Visiting Chinese State Councilor and Foreign Minister Wang Yi stressed here on Tuesday that no country should interfere in the internal affairs of other countries.
Wang made the remarks at a press conference with German Foreign Minister Heiko Maas, when answering questions related to Hong Kong and Xinjiang.
The minister cited concrete numbers and facts to show why the Law of the People's Republic of China on Safeguarding National Security in the Hong Kong Special Administrative Region is justified, as well as the positive outcome of the de-radicalization measures in Xinjiang, adding that these policy measures are widely supported by the Chinese people.

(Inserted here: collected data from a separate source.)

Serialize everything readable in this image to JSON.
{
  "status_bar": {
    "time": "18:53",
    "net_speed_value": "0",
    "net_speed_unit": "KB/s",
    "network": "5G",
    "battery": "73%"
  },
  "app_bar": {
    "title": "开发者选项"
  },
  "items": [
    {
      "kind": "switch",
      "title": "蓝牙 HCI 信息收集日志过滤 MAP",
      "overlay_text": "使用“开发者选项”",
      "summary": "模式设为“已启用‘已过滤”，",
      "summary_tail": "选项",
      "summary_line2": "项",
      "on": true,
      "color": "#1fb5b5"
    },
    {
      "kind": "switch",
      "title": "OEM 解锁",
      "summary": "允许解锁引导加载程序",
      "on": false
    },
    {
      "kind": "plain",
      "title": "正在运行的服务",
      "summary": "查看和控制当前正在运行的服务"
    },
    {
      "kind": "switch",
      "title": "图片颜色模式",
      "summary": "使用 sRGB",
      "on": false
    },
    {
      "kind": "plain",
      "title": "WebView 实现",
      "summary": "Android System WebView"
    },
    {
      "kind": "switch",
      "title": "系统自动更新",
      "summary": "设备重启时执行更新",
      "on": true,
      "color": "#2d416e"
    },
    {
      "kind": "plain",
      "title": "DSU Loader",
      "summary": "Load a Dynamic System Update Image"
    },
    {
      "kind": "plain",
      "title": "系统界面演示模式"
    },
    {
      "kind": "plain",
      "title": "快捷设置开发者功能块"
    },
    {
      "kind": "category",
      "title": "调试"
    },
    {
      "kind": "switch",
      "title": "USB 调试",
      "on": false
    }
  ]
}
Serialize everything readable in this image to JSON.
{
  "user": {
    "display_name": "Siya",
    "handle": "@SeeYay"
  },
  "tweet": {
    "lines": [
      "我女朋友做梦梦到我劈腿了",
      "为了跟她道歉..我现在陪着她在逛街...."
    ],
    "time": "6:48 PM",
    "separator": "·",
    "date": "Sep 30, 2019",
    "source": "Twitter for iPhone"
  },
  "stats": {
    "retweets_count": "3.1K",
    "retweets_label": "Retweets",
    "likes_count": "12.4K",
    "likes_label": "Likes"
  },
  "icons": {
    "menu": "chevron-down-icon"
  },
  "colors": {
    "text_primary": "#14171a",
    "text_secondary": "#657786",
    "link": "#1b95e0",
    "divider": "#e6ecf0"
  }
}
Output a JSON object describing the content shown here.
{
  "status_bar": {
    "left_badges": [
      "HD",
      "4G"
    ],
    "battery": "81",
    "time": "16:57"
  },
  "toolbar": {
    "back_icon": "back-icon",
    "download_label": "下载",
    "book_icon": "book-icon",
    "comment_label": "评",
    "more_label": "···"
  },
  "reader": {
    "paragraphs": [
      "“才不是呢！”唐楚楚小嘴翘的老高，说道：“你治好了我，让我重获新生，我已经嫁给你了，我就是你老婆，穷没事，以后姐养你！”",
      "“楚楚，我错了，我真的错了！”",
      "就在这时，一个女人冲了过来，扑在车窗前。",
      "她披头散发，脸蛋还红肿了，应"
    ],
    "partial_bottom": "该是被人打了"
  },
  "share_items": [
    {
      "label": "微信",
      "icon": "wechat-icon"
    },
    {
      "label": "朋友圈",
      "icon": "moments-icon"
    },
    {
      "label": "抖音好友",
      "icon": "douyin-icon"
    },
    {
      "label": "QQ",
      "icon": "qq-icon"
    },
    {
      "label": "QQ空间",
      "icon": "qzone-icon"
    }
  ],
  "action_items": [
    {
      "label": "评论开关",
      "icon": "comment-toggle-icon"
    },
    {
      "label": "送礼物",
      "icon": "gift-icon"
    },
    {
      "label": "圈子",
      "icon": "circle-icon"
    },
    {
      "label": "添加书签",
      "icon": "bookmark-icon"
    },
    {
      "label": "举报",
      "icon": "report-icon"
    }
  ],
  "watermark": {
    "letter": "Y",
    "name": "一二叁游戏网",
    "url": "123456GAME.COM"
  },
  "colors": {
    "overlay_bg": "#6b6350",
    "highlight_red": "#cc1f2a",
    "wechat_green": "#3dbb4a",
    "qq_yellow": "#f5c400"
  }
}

Wang said that during his current visit to Europe, some of his local colleagues inquired about Hong Kong and Xinjiang affairs, but they all first stressed their respect for China's sovereignty and that they had no intention to interfere in China's internal affairs.
The principles of mutual respect and non-interference in each other's internal affairs are not only basic principles of international relations, but also the fundamental rules of the Charter of the United Nations, and thus should be strictly followed, he noted.
Based on such a premise, China is willing to exchange views on issues of mutual concern with countries that are interested in the issues mentioned above, with the aim of enhancing mutual understanding, Wang added.
The minister also noted that it is necessary to ascertain the real situation based on facts when observing and commenting on China affairs, and should avoid lop-sided views or even spreading falsehoods.
Spreading rumors is extremely irresponsible and represents a great disrespect for the hard work by the Chinese people in the process of national modernization, he added.
Wang also invited foreign friends to visit China more often, including making a site visit to Xinjiang. China has invited delegations from more than 90 countries to visit Xinjiang, Wang said, adding that though having different political positions, the delegates agreed that what they saw in Xinjiang were not the same as what they had heard before.
China welcomes friends from the world who wish to learn about and experience the country's development and changes, Wang said.
However, the people in Xinjiang do not welcome those who come with a "presumption of guilt" and wear "tinted glasses," he added.